String indexing technique is used to boost the performance this final case. We firstly need to split the raw source into smaller chunks, which we called text blocks :
- A text block will be snapped to the EOL / EOF character that contains roughly ~ 100 lines x 100 chars per line.
- A text block will have 2 important int values : 1 for lines count (nLines) and 1 for first line position (stLine)
- The first block of text will be parsed instantly and available for user to edit. A thread will run through all the text blocks to count the number of lines each block contains (nLines) and update stLine for each block and the total lines available of the editor. The raw string data in text block will be nullize after migrating into raw array. We actually can update ~ 10 blocks per frame that means a 100k lines of source will be indexed in just 10 frames !
- As user scroll down the available lines (indexed lines), we can apply binary search on stLine of blocks to quickly find the blocks in charge and parse that block then get the needed lines (actually as we choosed to have about 100 lines per block, we only need to parse maximum 2 blocks a time)
- Parsing a block involving break the original source into lines at EOL positions and apply format for the lines then save the details into a corresponding block detail instance as the amount of detail information is large and not needed to available all the time, we use cache to manage these information to keep memory foot print as low as possible (we only save from 2-4 blocks details for better performance and memory). The block detail will contains only formatted array of lines.

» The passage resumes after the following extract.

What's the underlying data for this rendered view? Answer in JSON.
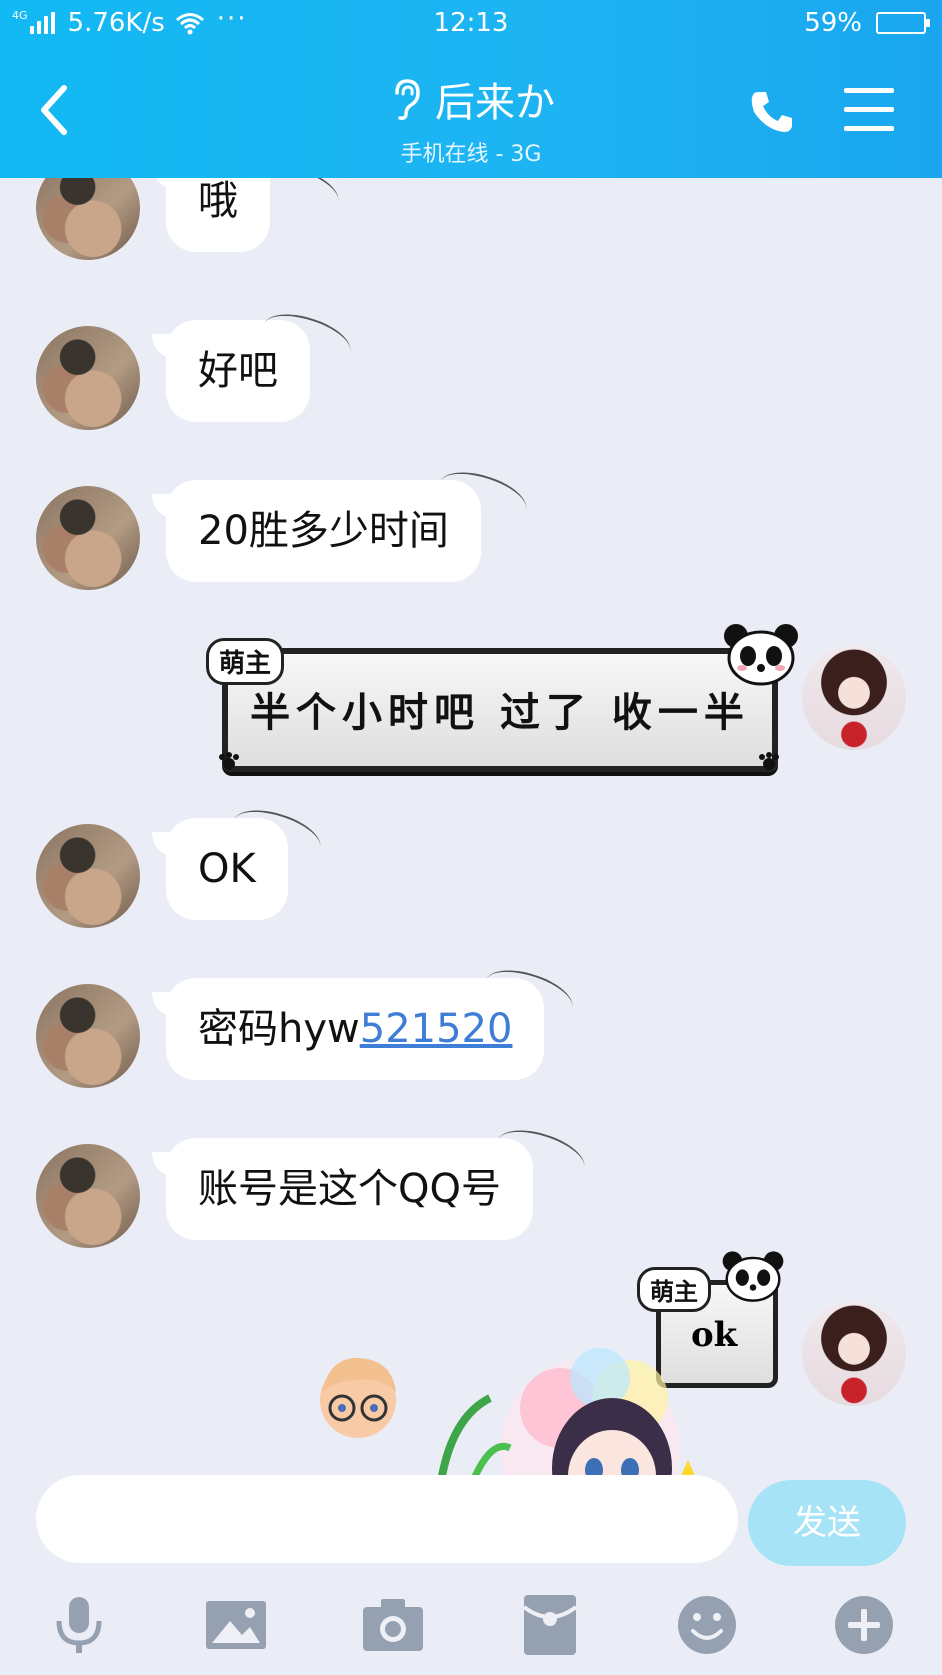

- We need to use a time stamp in both text block and block detail to ensure that the cached version is always up to date, this only useful in the “Find and replace in the whole source” case, where we won’t need to show up the formatted version (we only update text blocks and visible block details).
- As user edit a line, only that raw line (in the text block) and corresponding formatted line (in block detail) being updated. When user insert or remove a line it will be affected the current block but the stLine index for other blocks is changed and we need to update them all. But we won’t update it right away, there’s no rush for it. We use an integer dirty flag to show the clean position (the lines before this flag value is clean – that means their stLine is correct), and another int stLineOffset to keep track of the number of lines changed (can be both negative or positive).
- We need to update the view for each line changes (add lines, remove lines) by modifying the text block and the corresponding block detail. When updates the view, we only need to clean up flag value to the end of visible lines. When user scroll down, the dirty stLine will be updated along the way.
More problematic than that, when considering support contexted based highlighter (AS3 will have some contexts : inline XML, inline String, comment, block comment, regexp ….) we came across multiple lines contexts that may be accidentally broken apart into two or more blocks, then we need to perform additional checks (usually by using regexp or matching start / end ) and save an endContext variable. If the context is not yet ended it should be non null. A block will be parse based on the previous text block’s context.
This seems to be quite a bit complex but it’s really worth the efforts. As a side note, using the text block will enabled user to edit and expand the number of lines in each block. We can also re parse the whole text when there is enough changes to make the blocks dirty (like has more than 4 empty blocks, or has a block that has nLines more than 200 …) and user interaction is idled or not on focus for some time to keep the editing process as smooth as possible.